Il est heureux, pour la cause que nous défendons, qu’existent des journalistes comme Nicolas Bérard. Nous ne saurions trop recommander sa rubrique Grr’ondes et ses articles dans le journal mensuel « l’âge de faire » (https://lagedefaire-lejournal.fr/). Nous avions également apprécié ses livres passés, « Sexy Linky » et « 5G mon amour ».
Il publie cet été un nouvel ouvrage intitulé « Ce monde connecté qu’on nous impose » et sous-titré « Le comprendre et le combattre ». Ce livre-là-est, lui aussi, très bienvenu.
Les écrits de Nicolas Bérard sont très pédagogiques, souvent teintés d’humour mais toujours bien documentés. Ce petit dernier ne déroge pas à la règle.
Dans la première partie, l’auteur explique comment le numérique envahit nos vies et nos esprits, et comment cet envahissement est en passe d’être multiplié, de par l’avènement de la 5G et de la multitude d’objets connectés qui lui sont ou seront associés. La 5G n’apportera pas, en effet, d’avancées considérables dans l’utilisation classique des téléphones portables. Son but principal n’est pas là. Il réside dans la possibilité de mettre en fonction des objets connectés de toutes sortes, dans le plus de lieux possibles et dans tous les domaines de la vie. Santé, automobile et transports, formalités administratives, villes dites « intelligentes », habitation, vie quotidienne, tout y passe, au point parfois de friser le grotesque. L’auteur démontre, exemples à l’appui, en quoi ces objets connectés ne sont ni nécessaires ni même, pour beaucoup, bénéfiques.
Pour reprendre ses mots, à force d’être connectés avec l’extérieur, nous risquons de plus en plus de nous retrouver déconnectés de nous-mêmes. Ces multiples connexions, relayées principalement par le smartphone, constituent un véritable hold-up de l’attention et de la concentration des utilisateurs. Les jeunes sont particulièrement touchés, ce qui ne va pas sans sérieux dégâts sur le plan psychologique et sur celui de l’apprentissage. Le reste de la population, peut-être un peu moins vulnérable, est cependant largement touché. La dépendance psychique au numérique et, en particulier au smartphone, peut être considérée chez beaucoup comme une véritable addiction, entretenue par les multinationales du web à la manière dont les dealers entretiennent celle à d’autres drogues.
Ce monde connecté s’impose donc grâce à la vulnérabilité de la population, aux manœuvres des industriels pour rendre la population« accro ». Elle s’impose également du fait de la volonté de monde politique, suivant en cela les souhaits des industriels.
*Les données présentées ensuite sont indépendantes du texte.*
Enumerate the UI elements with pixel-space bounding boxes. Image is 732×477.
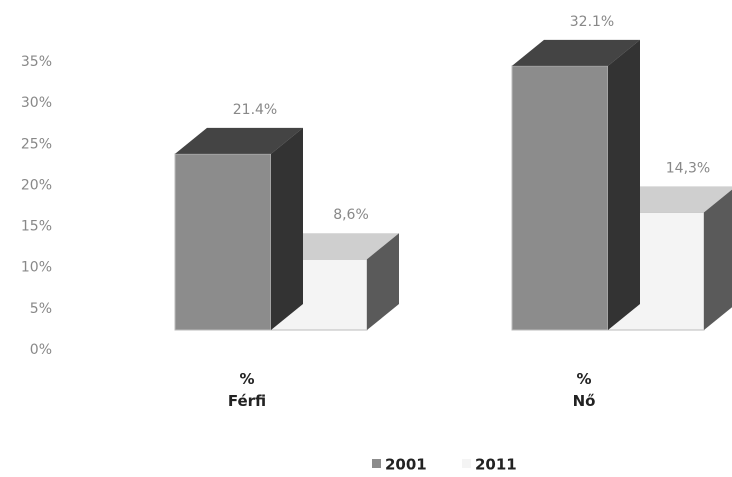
legend-swatch (462, 459, 471, 468)
y-tick-label: 0% (30, 342, 52, 358)
y-tick-label: 5% (30, 301, 52, 317)
bar-top (512, 39, 640, 66)
data-label: 8,6% (333, 207, 369, 223)
legend-label leg: 2001 (385, 456, 427, 474)
x-tick-label: % Nő (572, 370, 596, 410)
bar-front (511, 65, 609, 331)
y-tick-label: 30% (21, 95, 52, 111)
legend-label leg: 2011 (475, 456, 517, 474)
bar-side (704, 189, 732, 330)
bar-top (175, 127, 303, 154)
y-tick-label: 10% (21, 260, 52, 276)
bar-side (367, 233, 399, 330)
bar-side (271, 127, 303, 330)
data-label: 21.4% (233, 102, 277, 118)
legend-swatch (372, 459, 381, 468)
x-tick-label: % Férfi (227, 370, 267, 410)
bar-front (174, 153, 272, 331)
data-label: 32.1% (570, 14, 614, 30)
y-tick-label: 20% (21, 177, 52, 193)
y-tick-label: 25% (21, 136, 52, 152)
y-tick-label: 35% (21, 54, 52, 70)
y-tick-label: 15% (21, 219, 52, 235)
bar-side (608, 39, 640, 331)
data-label: 14,3% (666, 160, 710, 176)
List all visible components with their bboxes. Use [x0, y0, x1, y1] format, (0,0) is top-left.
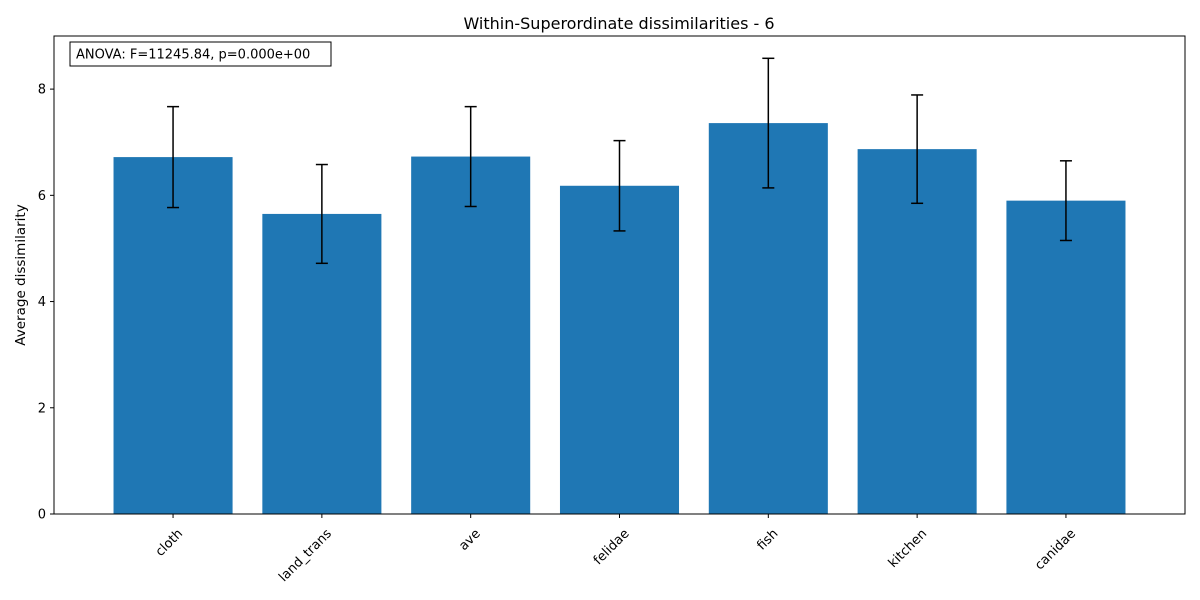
x-tick-label-cloth: cloth: [153, 526, 186, 559]
anova-annotation: ANOVA: F=11245.84, p=0.000e+00: [69, 41, 332, 67]
x-tick-label-land_trans: land_trans: [276, 526, 335, 585]
error-bars-group: [167, 57, 1072, 265]
x-tick-label-kitchen: kitchen: [886, 526, 930, 570]
y-tick-label-4: 4: [38, 295, 46, 310]
error-bar-fish: [762, 57, 775, 189]
x-tick-label-felidae: felidae: [591, 526, 633, 568]
error-bar-land_trans: [315, 163, 328, 265]
y-axis: 0 2 4 6 8: [38, 83, 54, 523]
error-bar-cloth: [167, 105, 180, 209]
chart-title: Within-Superordinate dissimilarities - 6: [463, 14, 774, 33]
y-tick-label-6: 6: [38, 189, 46, 204]
y-tick-label-8: 8: [38, 83, 46, 98]
y-tick-label-0: 0: [38, 508, 46, 523]
annotation-box: [69, 41, 332, 67]
bars-group: [113, 123, 1126, 515]
bar-canidae: [1006, 200, 1126, 514]
annotation-text: ANOVA: F=11245.84, p=0.000e+00: [76, 48, 310, 63]
x-tick-label-ave: ave: [456, 526, 483, 553]
y-axis-title: Average dissimilarity: [13, 204, 29, 345]
y-tick-label-2: 2: [38, 401, 46, 416]
bar-ave: [411, 156, 531, 514]
error-bar-felidae: [613, 139, 626, 232]
error-bar-canidae: [1059, 160, 1072, 242]
error-bar-kitchen: [911, 94, 924, 205]
x-axis: cloth land_trans ave felidae fish kitchen cani…: [153, 514, 1079, 585]
bar-kitchen: [857, 149, 977, 515]
error-bar-ave: [464, 105, 477, 208]
bar-cloth: [113, 157, 233, 515]
bar-felidae: [559, 185, 680, 515]
x-tick-label-canidae: canidae: [1032, 526, 1079, 573]
x-tick-label-fish: fish: [754, 526, 781, 553]
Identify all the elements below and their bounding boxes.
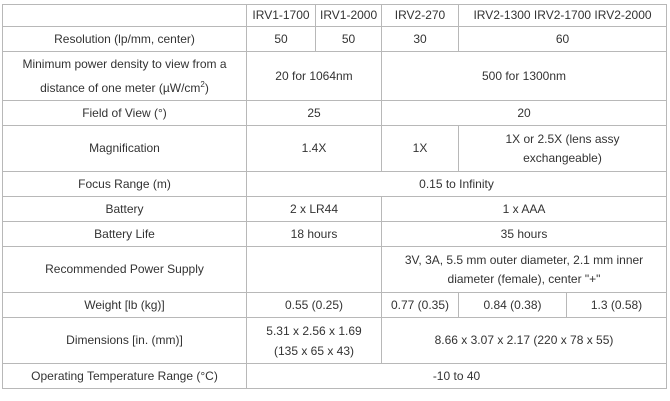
row-battery: Battery 2 x LR44 1 x AAA [2, 196, 667, 222]
magnification-irv1: 1.4X [246, 125, 382, 172]
header-irv1-2000: IRV1-2000 [315, 4, 382, 27]
battery-life-irv2: 35 hours [381, 221, 667, 247]
row-dimensions: Dimensions [in. (mm)] 5.31 x 2.56 x 1.69… [2, 317, 667, 364]
spec-table: IRV1-1700 IRV1-2000 IRV2-270 IRV2-1300 I… [2, 4, 667, 389]
resolution-irv1-1700: 50 [246, 26, 316, 52]
power-supply-irv1 [246, 246, 382, 293]
header-irv1-1700: IRV1-1700 [246, 4, 316, 27]
row-field-of-view: Field of View (°) 25 20 [2, 100, 667, 126]
battery-life-irv1: 18 hours [246, 221, 382, 247]
focus-range-value: 0.15 to Infinity [246, 171, 667, 197]
power-density-irv2: 500 for 1300nm [381, 51, 667, 101]
field-of-view-irv2: 20 [381, 100, 667, 126]
row-weight: Weight [lb (kg)] 0.55 (0.25) 0.77 (0.35)… [2, 292, 667, 318]
resolution-irv2-270: 30 [381, 26, 459, 52]
row-focus-range: Focus Range (m) 0.15 to Infinity [2, 171, 667, 197]
weight-irv2-270: 0.77 (0.35) [381, 292, 459, 318]
label-battery-life: Battery Life [2, 221, 247, 247]
header-empty-cell [2, 4, 247, 27]
dimensions-irv2: 8.66 x 3.07 x 2.17 (220 x 78 x 55) [381, 317, 667, 364]
row-battery-life: Battery Life 18 hours 35 hours [2, 221, 667, 247]
magnification-irv2-270: 1X [381, 125, 459, 172]
battery-irv1: 2 x LR44 [246, 196, 382, 222]
label-temperature: Operating Temperature Range (°C) [2, 363, 247, 389]
weight-irv2-rest: 1.3 (0.58) [566, 292, 667, 318]
row-power-supply: Recommended Power Supply 3V, 3A, 5.5 mm … [2, 246, 667, 293]
temperature-value: -10 to 40 [246, 363, 667, 389]
row-power-density: Minimum power density to view from a dis… [2, 51, 667, 101]
label-dimensions: Dimensions [in. (mm)] [2, 317, 247, 364]
label-battery: Battery [2, 196, 247, 222]
field-of-view-irv1: 25 [246, 100, 382, 126]
weight-irv1: 0.55 (0.25) [246, 292, 382, 318]
label-focus-range: Focus Range (m) [2, 171, 247, 197]
label-field-of-view: Field of View (°) [2, 100, 247, 126]
header-irv2-270: IRV2-270 [381, 4, 459, 27]
label-weight: Weight [lb (kg)] [2, 292, 247, 318]
label-power-density: Minimum power density to view from a dis… [2, 51, 247, 101]
header-row: IRV1-1700 IRV1-2000 IRV2-270 IRV2-1300 I… [2, 4, 667, 27]
resolution-irv2-rest: 60 [458, 26, 667, 52]
weight-irv2-1300: 0.84 (0.38) [458, 292, 567, 318]
power-density-irv1: 20 for 1064nm [246, 51, 382, 101]
battery-irv2: 1 x AAA [381, 196, 667, 222]
power-density-label-line1: Minimum power density to view from a [22, 57, 227, 71]
power-density-label-line2: distance of one meter (µW/cm [40, 81, 201, 95]
label-resolution: Resolution (lp/mm, center) [2, 26, 247, 52]
magnification-irv2-rest: 1X or 2.5X (lens assy exchangeable) [458, 125, 667, 172]
row-resolution: Resolution (lp/mm, center) 50 50 30 60 [2, 26, 667, 52]
label-magnification: Magnification [2, 125, 247, 172]
dimensions-irv1: 5.31 x 2.56 x 1.69 (135 x 65 x 43) [246, 317, 382, 364]
power-supply-irv2: 3V, 3A, 5.5 mm outer diameter, 2.1 mm in… [381, 246, 667, 293]
power-density-label-close: ) [204, 81, 209, 95]
row-temperature: Operating Temperature Range (°C) -10 to … [2, 363, 667, 389]
label-power-supply: Recommended Power Supply [2, 246, 247, 293]
row-magnification: Magnification 1.4X 1X 1X or 2.5X (lens a… [2, 125, 667, 172]
resolution-irv1-2000: 50 [315, 26, 382, 52]
header-irv2-1300-1700-2000: IRV2-1300 IRV2-1700 IRV2-2000 [458, 4, 667, 27]
power-density-unit-superscript: 2 [200, 80, 205, 89]
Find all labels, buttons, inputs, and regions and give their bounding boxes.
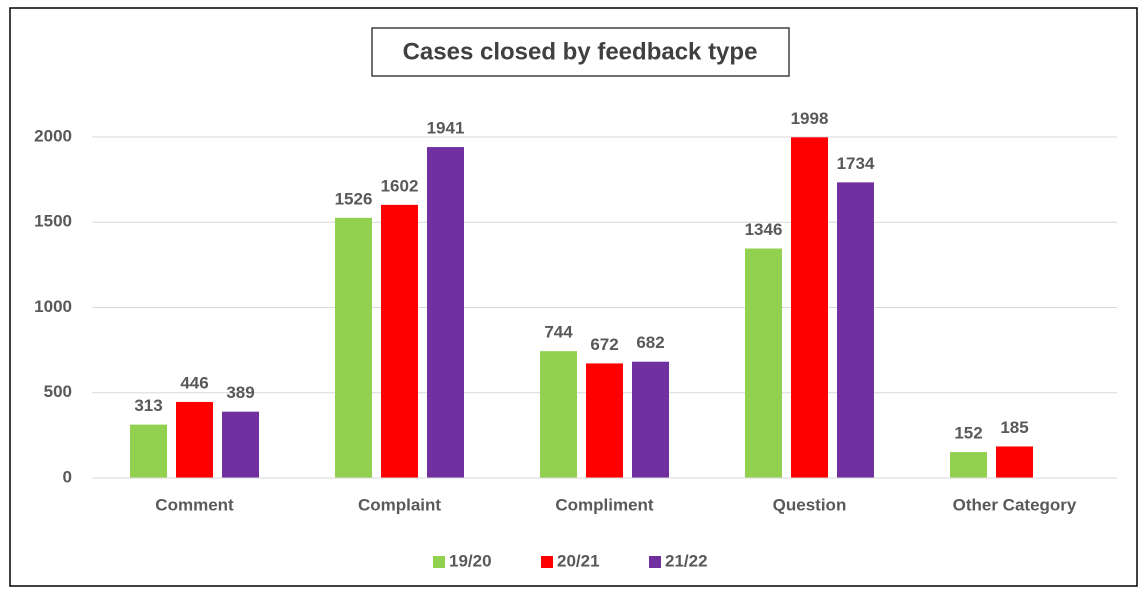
bar: [586, 363, 623, 478]
data-label: 389: [226, 383, 254, 402]
title-box: [371, 27, 790, 77]
bar: [335, 217, 372, 478]
legend-swatch: [649, 556, 661, 568]
legend-swatch: [541, 556, 553, 568]
x-tick-label: Other Category: [953, 495, 1077, 514]
y-tick-label: 0: [63, 467, 72, 486]
chart-frame: [9, 7, 1138, 587]
data-label: 672: [590, 335, 618, 354]
bar: [950, 452, 987, 478]
legend-label: 19/20: [449, 551, 492, 570]
x-tick-label: Compliment: [555, 495, 654, 514]
bar: [381, 204, 418, 478]
y-tick-label: 1000: [34, 297, 72, 316]
bar: [745, 248, 782, 478]
bar: [791, 137, 828, 478]
data-label: 152: [954, 424, 982, 443]
data-label: 1602: [381, 176, 419, 195]
x-tick-label: Comment: [155, 495, 234, 514]
legend-swatch: [433, 556, 445, 568]
bar: [837, 182, 874, 478]
bar: [540, 351, 577, 478]
legend-label: 21/22: [665, 551, 708, 570]
data-label: 446: [180, 373, 208, 392]
y-tick-label: 2000: [34, 126, 72, 145]
data-label: 313: [134, 396, 162, 415]
data-label: 185: [1000, 418, 1028, 437]
bar: [427, 147, 464, 478]
bar: [632, 361, 669, 478]
data-label: 682: [636, 333, 664, 352]
y-tick-label: 1500: [34, 212, 72, 231]
bar: [222, 411, 259, 478]
data-label: 744: [544, 323, 573, 342]
bar: [130, 424, 167, 478]
legend-label: 20/21: [557, 551, 600, 570]
data-label: 1941: [427, 119, 465, 138]
data-label: 1734: [837, 154, 875, 173]
data-label: 1998: [791, 109, 829, 128]
chart-title: Cases closed by feedback type: [403, 38, 758, 65]
x-tick-label: Complaint: [358, 495, 441, 514]
data-label: 1346: [745, 220, 783, 239]
y-tick-label: 500: [44, 382, 72, 401]
bar: [996, 446, 1033, 478]
bar: [176, 401, 213, 478]
data-label: 1526: [335, 189, 373, 208]
x-tick-label: Question: [773, 495, 847, 514]
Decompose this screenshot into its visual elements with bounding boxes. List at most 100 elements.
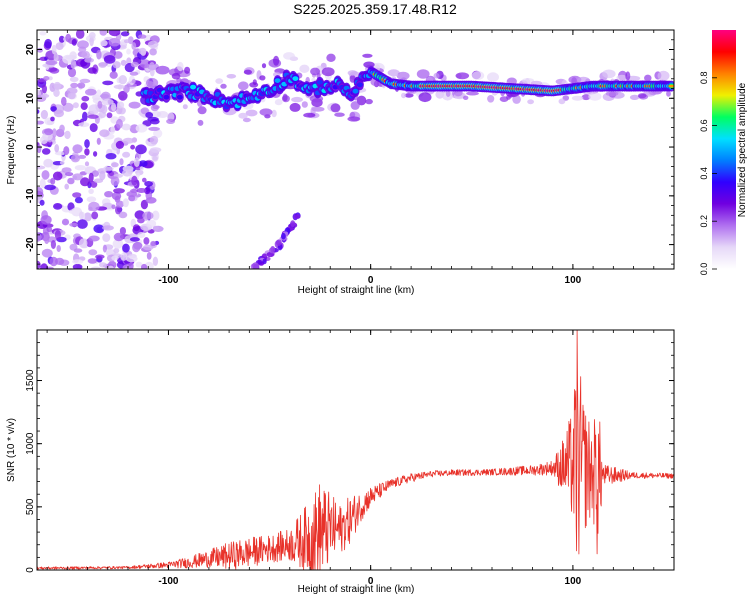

La 5G aujourd’hui, comme la 4G hier, est déployée dans le déni de tout processus démocratique. Il ne peut même pas être l’objet de discussion véritable au prétexte qu’il n’y aurait pas d’alternative envisageable.
Puis, dans la seconde partie de l’ouvrage, Nicolas Bérard apporte des réponses à la question : « Concrètement, on fait quoi ? ». Ces réponses, il les puise dans des exemples de lutte glanés aux quatre coins de la France : Zad des services publics initiée par des syndicalistes d’EDF à la Courneuve rétablissant le contact physique avec les usagers, parade inventée par la Cimade pour rendre visible les effets de la numérisation forcée des formalités à remplir par les migrants, refus par des paysans du puçage de leur bétail, actions, légales ou pas, de collectifs d’habitants en Bretagne pour faire capoter des projets d’implantation d’antenne-relais...Cette revue d’exemples montre au passage que les résistances s’expriment un peu partout et sur la large gamme de domaines que touche cette invasion du connecté. Certes, ces combats ne sont jamais faciles mais ces exemples montrent que solidarité, détermination, courage… et créativité sont les ingrédients d’un succès jamais acquis d’avance mais jamais impossible non plus.
Et puis, il y a ce que nous pouvons faire individuellement et Nicolas Bérard insiste sur un comportement-clé : se passer de smartphone. Il raconte comment il a lui-même fait ce pas et s’est sevré de cet appareil comme on se sèvre du tabac. « Réapprendre à vivre sans béquille numérique », établir le « téléphone à clapet comme une sorte de sommet technologique à ne pas dépasser pour préserver la planète, son cerveau et sa liberté »….parce qu’après tout, c’est bien de liberté qu’il s’agit. « Ils ne sont grands que parce que nous avons la nuque baissée ».
A lire donc et à faire circuler. En prime, en fin d’ouvrage figure une boîte à outils toujours utile (argumentaires, trucs pour agir, bonnes adresses, références documentaires,…).
En vente en librairie à partir du 25 Août 2022 ; d’ores et déjà disponible via le site du journal « L’âge de faire » (lagedefaire-lejournal.fr).